Ангелы Ойкумены (Олди) - страница 66

Ночью во всех окнах горел свет: коллант маялся бессонницей.

Стартовали на рассвете.

Огненные змеи – кубло изголодавшихся гадюк! – с шипением вгрызлись в человеческую плоть. Люди вспыхнули живыми кострами, превратились в существа из чистого пламени, и небеса разверзлись. Диего оглянулся. Мокрая, словно щенок, угодивший в лужу, тропа убегала вверх по склону холма, петляла и исчезала в голом, безлистном по зиме осиннике. Судя по пейзажу, этой тропой коллант только что спустился с холма, хотя Диего ясно помнил, что они не спускались, а взлетали. Прямо по курсу, в низинке, снег был рыхлым и ноздреватым. Дышали паром темные проталины, кое-где пробивалась молодая травка, радуя глаз нежной зеленью. Пахло весной – явственней, чем над замерзшим прудом, где они встречались с профессором.
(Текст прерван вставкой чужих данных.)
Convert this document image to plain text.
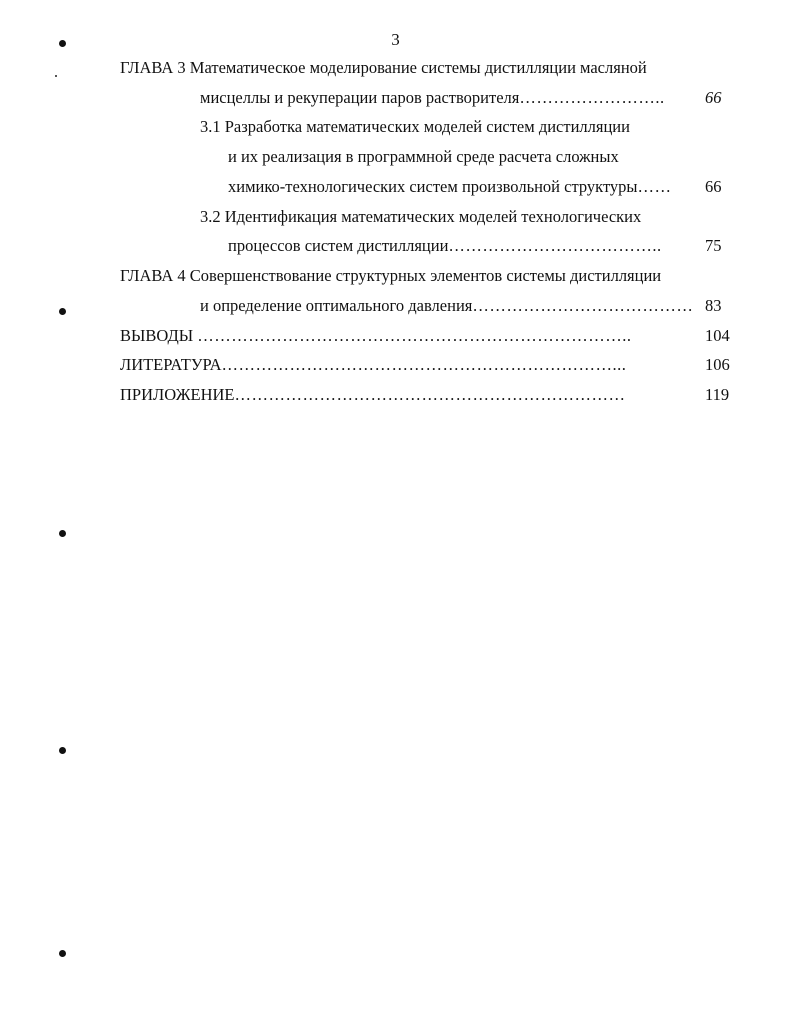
3
ГЛАВА 3 Математическое моделирование системы дистилляции масляной
мисцеллы и рекуперации паров растворителя…………………….. 66
3.1 Разработка математических моделей систем дистилляции
и их реализация в программной среде расчета сложных
химико-технологических систем произвольной структуры…… 66
3.2 Идентификация математических моделей технологических
процессов систем дистилляции………………………………..	75
ГЛАВА 4 Совершенствование структурных элементов системы дистилляции
и определение оптимального давления………………………………… 83
ВЫВОДЫ …………………………………………………………………..	104
ЛИТЕРАТУРА……………………………………………………………...	106
ПРИЛОЖЕНИЕ……………………………………………………………	119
Не знай маэстро, что коллант вышел в большое тело – решил бы, что они все еще на Сечене. Бывает ли в космосе смена времен года? Нет, ответил Диего сам себе, и сам себе возразил: «А под шелухой

Какая разница? Он здесь не за этим.

Под копытами лошадей чавкала жирная грязь. Коллантарии с настороженностью оглядывались по сторонам. Все хранили молчание, чутко ловя любой посторонний звук, но вокруг царило спокойствие. Дорога, ведущая по дну лощины, чахлые стволики бересклета, очертания гор на горизонте, закутанных в кисею тумана…

Лишь Якатль был воплощением беззаботности. Как игривый пес, дорвавшийся до вожделенной прогулки, дикарь убегал вперед, отставал, обшаривая окрестности, с наслаждением шлепал по грязи босыми ступнями. Замирал на четвереньках над робким подснежником, блаженно жмурился, втягивал носом едва уловимый аромат цветка – и через мгновение уже несся дальше. Пробус следил за яйцеголовым с неодобрением, но от замечаний воздерживался.

Блеснул солнечный луч, Диего моргнул – и мир изменился: театр, в котором отдернули занавес. Вокруг распахнулся космос, пронизанный потоками излучений. Медленно удалялся бело-голубой шар Сеченя – король в сияющем ореоле светила, укрывшегося за планетой. Мелькнула серебряная игла: корабль заходил на посадку. Пульсировал волновой кокон большого тела колланта, сквозь него на маэстро смотрели мириады звезд, далеких и близких. Пронзали тончайшими спицами, выворачивали душу наизнанку, спрашивали, требовали…

Диего едва сумел сдержать крик. Он зажмурился, а когда вновь открыл глаза, отряд ехал по дну лощины. Жеребец всхрапнул, с укоризной глянул на седока: чего дергаешься? Стыдись! Стыжусь, кивнул маэстро. Я коллантарий, надо привыкать. Однако тревога, которую он с момента старта пытался упрятать подальше, уже подняла голову – точь-в-точь кобра Джессики Штильнер! – и убираться в логово отказалась.